Deepgram is degraded, pleas...

Resolved
Oct 18, 2024 at 3:32pm UTC

Deepgram was fully restored at 8:32am, ending close to a 2h degradation.

Summary: Deepgram was degraded from ~6:12am PT to ~8:32am PT (status.deepgram.com). Their main datacenter fell over, they routed traffic to their AWS fallback, but the latencies on their streaming endpoint were still incredibly high (>10s).

Ideally, this degradation shouldn't have happened because it's our job to ensure we have fallbacks to mitigate 3rd party risks in real-time.

As an immediate action item, we're bringing back standby onprem deepgram into our clusters which would have let us cut this degradation to a couple minutes.

To give more detail:
We could have run Deepgram on-prem before, giving us control over any changes to the transcription model. Unfortunately, we had phased that out couple months ago because we saw better performance from their SaaS service:
1. They run on better GPUs including H100s (and soon H200s).
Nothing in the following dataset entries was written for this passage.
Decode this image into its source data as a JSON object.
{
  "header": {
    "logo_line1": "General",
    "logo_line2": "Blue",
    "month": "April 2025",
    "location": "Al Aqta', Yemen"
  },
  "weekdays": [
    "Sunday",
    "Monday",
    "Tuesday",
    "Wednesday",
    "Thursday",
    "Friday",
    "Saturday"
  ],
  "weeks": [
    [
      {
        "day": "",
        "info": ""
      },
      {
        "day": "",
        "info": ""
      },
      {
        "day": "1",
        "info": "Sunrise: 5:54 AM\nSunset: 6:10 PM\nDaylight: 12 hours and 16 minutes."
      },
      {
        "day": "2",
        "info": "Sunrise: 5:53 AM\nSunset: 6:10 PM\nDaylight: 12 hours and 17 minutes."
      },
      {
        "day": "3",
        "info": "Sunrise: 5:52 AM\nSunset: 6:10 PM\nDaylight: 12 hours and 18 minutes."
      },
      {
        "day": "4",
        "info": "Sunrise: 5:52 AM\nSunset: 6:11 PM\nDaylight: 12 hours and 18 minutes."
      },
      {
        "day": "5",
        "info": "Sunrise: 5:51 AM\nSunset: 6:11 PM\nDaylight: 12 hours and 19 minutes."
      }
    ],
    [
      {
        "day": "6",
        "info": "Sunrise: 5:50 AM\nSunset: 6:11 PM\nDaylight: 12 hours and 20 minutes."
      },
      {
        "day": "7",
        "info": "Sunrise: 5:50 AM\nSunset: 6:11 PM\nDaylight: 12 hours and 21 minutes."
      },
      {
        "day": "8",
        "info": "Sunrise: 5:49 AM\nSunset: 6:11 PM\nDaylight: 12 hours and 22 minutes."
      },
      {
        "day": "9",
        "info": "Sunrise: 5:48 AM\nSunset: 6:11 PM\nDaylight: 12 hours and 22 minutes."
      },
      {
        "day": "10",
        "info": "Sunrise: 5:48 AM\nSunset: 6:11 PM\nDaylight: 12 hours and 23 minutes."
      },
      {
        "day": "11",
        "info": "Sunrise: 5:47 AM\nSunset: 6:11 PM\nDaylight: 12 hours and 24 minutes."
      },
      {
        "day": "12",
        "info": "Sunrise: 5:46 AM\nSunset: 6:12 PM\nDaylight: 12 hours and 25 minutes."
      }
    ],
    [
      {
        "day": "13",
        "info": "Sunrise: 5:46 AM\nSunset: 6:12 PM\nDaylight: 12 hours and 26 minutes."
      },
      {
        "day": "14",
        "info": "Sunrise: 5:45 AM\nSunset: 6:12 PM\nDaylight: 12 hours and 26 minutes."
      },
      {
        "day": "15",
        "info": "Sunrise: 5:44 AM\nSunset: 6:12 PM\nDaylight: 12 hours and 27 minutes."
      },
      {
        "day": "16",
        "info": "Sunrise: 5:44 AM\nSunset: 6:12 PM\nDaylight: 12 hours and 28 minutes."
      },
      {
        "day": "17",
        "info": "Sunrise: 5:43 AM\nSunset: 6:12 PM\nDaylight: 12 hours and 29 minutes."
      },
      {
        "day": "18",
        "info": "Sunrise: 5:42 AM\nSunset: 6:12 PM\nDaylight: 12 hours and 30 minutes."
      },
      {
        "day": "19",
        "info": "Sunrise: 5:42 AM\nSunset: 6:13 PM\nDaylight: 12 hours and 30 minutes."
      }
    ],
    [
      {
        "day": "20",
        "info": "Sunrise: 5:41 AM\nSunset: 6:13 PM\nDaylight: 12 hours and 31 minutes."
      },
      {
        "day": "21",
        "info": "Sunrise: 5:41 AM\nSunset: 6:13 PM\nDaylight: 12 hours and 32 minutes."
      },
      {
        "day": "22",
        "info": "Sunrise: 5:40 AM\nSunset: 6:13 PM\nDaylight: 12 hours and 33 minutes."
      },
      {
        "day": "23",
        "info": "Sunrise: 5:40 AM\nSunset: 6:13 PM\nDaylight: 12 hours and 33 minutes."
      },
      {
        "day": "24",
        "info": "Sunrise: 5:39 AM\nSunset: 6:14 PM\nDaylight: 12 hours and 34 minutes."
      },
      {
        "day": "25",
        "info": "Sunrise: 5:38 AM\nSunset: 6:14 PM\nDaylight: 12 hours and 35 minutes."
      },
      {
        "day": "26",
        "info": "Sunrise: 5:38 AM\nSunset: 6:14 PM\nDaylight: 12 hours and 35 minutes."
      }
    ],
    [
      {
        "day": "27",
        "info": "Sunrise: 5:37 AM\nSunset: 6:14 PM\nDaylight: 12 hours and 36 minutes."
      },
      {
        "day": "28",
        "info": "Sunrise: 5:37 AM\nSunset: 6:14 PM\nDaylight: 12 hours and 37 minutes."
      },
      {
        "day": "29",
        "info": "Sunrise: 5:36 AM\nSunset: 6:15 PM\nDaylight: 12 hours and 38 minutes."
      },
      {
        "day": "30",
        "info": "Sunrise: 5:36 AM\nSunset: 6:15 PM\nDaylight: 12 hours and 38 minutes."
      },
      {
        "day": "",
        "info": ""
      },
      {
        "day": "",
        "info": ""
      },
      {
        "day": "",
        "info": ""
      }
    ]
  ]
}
AWS limits the GPUs we can get and scaling is unpredictable.
2. They are continually upgrading their Nvidia inference stack, including proprietary optimizations.
3. They ship continual updates and bug fixes to their SaaS offering compared to monthly updates to onprem.

This degradation alongside another from ElevenLabs earlier in the week (status.elevenlabs.io) has made it clear we need to prioritize redundancy further.
1. We need to have a tiered approach to falling back every piece of the stack.
2. We do this well with the assistant.model but assistant.voice and assistant.transcriber need it too.
3. This need will only get more acute with speech to speech models being the single point of failure.
4. We've been cautious with automated fallbacks because of how complex it is to get right (picking up exactly where the failure happened, etc.). But, it's now clear given our positioning as an orchestrator and critical infrastructure, we bear final accountability.

Reliability is our #1 priority, and this incident only makes us more committed to prioritizing it above all else.

Updated
Oct 18, 2024 at 3:20pm UTC

We have gotten an update from Deepgram that their main datacenter (S31) is back up. They expect ~20 more minutes of backlog batch work to transcribe and then things should be back to completely normal.

Updated
Oct 18, 2024 at 3:03pm UTC

Deepgram is still degraded. We're still waiting on Deepgram for more accurate estimates and information.

Meanwhile, we're spinning up a new cluster with onprem Deepgram but it will take ~30m to come up.

Created
Oct 18, 2024 at 1:31pm UTC

Deepgram is extremely degraded, https://status.deepgram.com

Please switch to Gladia or Talkscriber in the meanwhile.

We're spinning up remediations on our side, too.

Deepgram is degraded, please switch to Gladia or Talkscriber